Sorry there are so many but I am so camera happy when I take him to the park! My husband and I have a blast with him and its so awesome cuz he comes home and gets a bath then goes to sleep. lol









Axle and his new friend Teddy! 









Axle and Zoey! She is Teddys sister.









Axle was running sooo fast! It was soooo cute, he was running so hard and so fast that when he passed you you could hear him breathing. lol









Taking a break.









Just hanging in the sun. It was so hot! But there was a great breeze.

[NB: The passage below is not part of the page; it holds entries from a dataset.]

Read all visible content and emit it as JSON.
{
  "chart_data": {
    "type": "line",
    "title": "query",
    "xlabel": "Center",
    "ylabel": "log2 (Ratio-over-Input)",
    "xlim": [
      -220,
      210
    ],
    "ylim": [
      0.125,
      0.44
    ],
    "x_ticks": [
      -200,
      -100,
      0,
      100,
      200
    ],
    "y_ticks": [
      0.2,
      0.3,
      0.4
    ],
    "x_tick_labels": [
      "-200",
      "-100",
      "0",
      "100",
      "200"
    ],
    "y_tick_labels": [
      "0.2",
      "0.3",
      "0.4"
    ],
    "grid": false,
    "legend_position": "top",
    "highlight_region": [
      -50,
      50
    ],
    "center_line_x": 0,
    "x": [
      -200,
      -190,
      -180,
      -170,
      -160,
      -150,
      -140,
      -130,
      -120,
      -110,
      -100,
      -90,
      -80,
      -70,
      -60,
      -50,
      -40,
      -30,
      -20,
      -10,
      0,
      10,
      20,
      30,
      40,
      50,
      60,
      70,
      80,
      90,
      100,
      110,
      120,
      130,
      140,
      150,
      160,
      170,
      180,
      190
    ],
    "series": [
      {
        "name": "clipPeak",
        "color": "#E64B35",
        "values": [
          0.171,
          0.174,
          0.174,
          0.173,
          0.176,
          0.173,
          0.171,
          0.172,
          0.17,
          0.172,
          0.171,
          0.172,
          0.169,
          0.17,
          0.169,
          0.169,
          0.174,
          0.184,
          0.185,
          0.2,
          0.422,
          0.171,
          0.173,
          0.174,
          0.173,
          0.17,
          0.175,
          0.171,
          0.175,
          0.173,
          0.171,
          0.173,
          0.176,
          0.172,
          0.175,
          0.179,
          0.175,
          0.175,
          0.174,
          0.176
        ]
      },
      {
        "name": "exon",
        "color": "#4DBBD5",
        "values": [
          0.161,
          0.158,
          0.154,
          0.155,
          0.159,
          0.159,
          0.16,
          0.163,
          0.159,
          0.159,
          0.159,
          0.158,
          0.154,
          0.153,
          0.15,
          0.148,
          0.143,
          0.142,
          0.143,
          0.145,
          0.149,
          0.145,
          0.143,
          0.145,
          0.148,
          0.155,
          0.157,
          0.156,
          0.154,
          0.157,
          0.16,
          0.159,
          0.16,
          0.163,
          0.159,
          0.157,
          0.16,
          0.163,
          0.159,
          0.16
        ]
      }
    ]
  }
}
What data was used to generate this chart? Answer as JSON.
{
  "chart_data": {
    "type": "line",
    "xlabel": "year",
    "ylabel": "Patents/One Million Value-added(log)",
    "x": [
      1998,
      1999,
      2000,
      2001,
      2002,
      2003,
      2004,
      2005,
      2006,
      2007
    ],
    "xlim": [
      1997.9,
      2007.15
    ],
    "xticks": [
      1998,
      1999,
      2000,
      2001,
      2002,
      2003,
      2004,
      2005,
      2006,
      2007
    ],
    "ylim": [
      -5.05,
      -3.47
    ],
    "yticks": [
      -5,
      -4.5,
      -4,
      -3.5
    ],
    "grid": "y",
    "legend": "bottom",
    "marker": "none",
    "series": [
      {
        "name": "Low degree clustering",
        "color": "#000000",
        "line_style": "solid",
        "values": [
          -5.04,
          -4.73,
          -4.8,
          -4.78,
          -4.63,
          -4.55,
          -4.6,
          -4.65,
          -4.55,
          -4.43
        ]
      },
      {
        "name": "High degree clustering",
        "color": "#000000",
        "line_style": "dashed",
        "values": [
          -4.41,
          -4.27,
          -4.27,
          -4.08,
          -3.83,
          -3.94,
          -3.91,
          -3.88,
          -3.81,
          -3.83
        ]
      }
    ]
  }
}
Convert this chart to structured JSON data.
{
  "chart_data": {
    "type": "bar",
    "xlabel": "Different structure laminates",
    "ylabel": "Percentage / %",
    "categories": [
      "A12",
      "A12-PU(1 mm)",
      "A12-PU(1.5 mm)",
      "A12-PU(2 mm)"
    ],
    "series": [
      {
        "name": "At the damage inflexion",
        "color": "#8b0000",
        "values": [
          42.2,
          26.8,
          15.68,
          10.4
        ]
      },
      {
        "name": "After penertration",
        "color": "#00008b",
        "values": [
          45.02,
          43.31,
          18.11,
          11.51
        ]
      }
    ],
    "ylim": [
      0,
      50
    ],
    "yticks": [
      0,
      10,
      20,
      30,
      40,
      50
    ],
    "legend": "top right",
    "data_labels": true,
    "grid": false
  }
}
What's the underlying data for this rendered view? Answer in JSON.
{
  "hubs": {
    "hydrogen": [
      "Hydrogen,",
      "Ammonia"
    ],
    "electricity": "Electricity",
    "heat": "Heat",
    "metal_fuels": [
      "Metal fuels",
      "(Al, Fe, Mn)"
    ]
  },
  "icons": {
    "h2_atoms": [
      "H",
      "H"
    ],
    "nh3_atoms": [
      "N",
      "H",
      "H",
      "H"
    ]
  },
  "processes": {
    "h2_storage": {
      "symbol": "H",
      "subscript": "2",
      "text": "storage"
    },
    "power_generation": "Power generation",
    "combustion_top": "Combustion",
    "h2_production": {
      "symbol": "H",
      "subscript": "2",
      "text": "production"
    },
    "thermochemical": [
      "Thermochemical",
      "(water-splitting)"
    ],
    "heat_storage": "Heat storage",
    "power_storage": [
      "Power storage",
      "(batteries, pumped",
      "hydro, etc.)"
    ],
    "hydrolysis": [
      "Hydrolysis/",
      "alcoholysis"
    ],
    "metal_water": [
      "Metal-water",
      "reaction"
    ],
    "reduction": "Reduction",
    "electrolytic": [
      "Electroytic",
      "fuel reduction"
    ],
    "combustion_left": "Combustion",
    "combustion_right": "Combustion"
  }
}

lol! He drank water then face planted into the dirt! Was hilarious!









My cutie!









Sitting for Daddy!









He loves to play fetch for treats!









On the car ride home so happy!









And dirty! Look at his little paws! Dirty baby!

I hope you all enjoyed!


----------



## kendal (Jul 16, 2009)

aww love the photos. love seeing him off lead, hos recall looks fab.


----------



## wilfiboy (Sep 18, 2010)

looks to be having a great time .... I think i remember sunshine lol x


----------



## Jesarie (Sep 9, 2010)

He loves being off the leash as well and to my suprise he is wonderful off it. He does not go far and comes when I call him. Sometimes it will be the 3rd time I call him but he is getting much better. My husband and I take him to the Dog Park every other day and Axle just adores it there!


----------



## CutieCocoaCockapoo (Jan 1, 2010)

That's really great! I love all of the photos!! & It looks like he has a blast at the doggie park!!  lol


----------



## Jesarie (Sep 9, 2010)

Not only does HE have a blast but he is a little popular boy! Everyone loves him! lol


----------



## Dave (May 25, 2009)

He looks like he had a great time! I can see why everyone loves him.


----------



## Jesarie (Sep 9, 2010)

Off to the doggie park in the morning!

And yes Dave, he has an amazing time! lol


----------